Misplaced violence best describes Canon Griffin Rumanzi’s photography exhibition under way at Goethe-Zentrum, Ugandan German Cultural Society, and Alliance Francaise in Kampala.
Aphotograph of the presidential candidate Yoweri Museveni pasted over that of his political rival Robert Kyagulanyi Ssentamu aka Bobi Wine with half of Museveni’s face with the eyes, one ear and his signature big hat, while for Bobi Wine it is his one ear, mouth and chin — resulting from the vandalisation of the two posters.
“I found it that way on Kampala Road opposite Fido Dido. Different faces, same life force. On the surface, it's one campaign poster vandalised to reveal what had been pasted over,” Rumanzi said.
“You see the tragi-comedy there? One team goes around pasting one candidate’s pictures, another team comes pasting the opponent’s pictures over them, then another comes tearing those off… That picture was just an awesome manifestation. You can’t make that up.”
The exhibition offers a commentary on democracy and the display and destruction of election posters that litter urban centres during the election cycles.
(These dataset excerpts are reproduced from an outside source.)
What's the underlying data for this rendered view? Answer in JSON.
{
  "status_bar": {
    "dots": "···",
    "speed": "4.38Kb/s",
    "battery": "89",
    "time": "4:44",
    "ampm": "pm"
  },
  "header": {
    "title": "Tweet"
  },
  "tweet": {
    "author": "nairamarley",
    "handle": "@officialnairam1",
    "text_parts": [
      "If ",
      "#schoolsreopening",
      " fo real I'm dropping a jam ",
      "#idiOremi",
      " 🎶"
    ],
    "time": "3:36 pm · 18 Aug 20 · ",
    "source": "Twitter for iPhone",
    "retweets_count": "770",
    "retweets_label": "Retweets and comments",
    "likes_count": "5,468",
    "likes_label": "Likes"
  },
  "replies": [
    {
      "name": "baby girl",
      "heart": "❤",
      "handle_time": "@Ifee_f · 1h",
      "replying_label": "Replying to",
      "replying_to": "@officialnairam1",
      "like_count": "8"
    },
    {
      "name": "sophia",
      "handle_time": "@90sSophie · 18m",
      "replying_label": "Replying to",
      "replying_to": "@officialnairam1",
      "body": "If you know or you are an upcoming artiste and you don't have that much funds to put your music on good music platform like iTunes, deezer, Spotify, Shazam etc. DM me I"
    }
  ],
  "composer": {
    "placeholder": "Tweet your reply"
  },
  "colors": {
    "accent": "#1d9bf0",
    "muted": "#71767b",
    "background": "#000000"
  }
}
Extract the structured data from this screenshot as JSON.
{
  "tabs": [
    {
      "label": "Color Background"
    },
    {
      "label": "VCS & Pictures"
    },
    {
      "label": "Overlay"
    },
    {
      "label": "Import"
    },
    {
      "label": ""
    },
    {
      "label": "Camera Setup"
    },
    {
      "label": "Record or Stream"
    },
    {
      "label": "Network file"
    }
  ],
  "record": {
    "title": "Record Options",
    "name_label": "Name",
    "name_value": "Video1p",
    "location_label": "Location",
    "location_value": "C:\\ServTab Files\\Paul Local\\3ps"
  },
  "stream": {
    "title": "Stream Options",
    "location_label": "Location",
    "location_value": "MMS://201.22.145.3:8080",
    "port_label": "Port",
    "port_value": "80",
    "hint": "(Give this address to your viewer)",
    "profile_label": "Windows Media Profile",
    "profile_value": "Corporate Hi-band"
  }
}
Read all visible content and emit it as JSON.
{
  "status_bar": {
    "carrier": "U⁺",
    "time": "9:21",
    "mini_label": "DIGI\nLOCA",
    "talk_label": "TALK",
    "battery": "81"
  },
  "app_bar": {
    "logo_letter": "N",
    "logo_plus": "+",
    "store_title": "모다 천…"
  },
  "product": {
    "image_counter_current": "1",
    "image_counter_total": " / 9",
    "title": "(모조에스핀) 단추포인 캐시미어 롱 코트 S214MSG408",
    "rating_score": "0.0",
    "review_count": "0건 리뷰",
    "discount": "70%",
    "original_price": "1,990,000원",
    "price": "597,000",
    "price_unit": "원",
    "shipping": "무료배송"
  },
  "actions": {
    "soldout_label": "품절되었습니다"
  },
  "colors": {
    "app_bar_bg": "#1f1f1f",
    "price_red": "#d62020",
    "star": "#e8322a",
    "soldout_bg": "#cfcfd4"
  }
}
On display are photographs of complete election posters, but the most interesting are torn out, defaced, and pasted over by other public messages. They tell the story of the dislike of politics and politicians, lack of civility, intolerance and destructive nature of Ugandans of public artworks and spaces.
These photographs are of the posters as found by Rumanzi since 2016. Armed with his camera he captured the posters on mainly on electricity poles and other public spaces.
The exhibition titled “#PoliticianEyes (Let ME Help you Lead you)” aims at an artistic stimulation of active citizenship.
“The expression of careless violence, dread, and misanthropy is not all we stand for. There are places where people attempt to conserve and maintain. We are plagued by our economic status and the quality of our human resource but that’s not all.”
The exhibition opened on September 21, and will close on October 21.
He has an explanation for the posters: some are complete while others have all manner of defacing.
“The expression of careless violence, dread, and misanthropy is not all we stand for as the Ugandan electorate. There are places where people attempt to conserve and maintain. We are plagued by our economic status and the quality of our human resource but that’s not all.”
Rumanzi credits a 1983 book, Videodrome, for the idea of the photographs. One of the lead characters speaks of how something that has theory and philosophy behind it is hard to defeat.
“So is how the phenomena around these election posters that I photograph say more than they simply appear. Let’s call it artistic research," he said.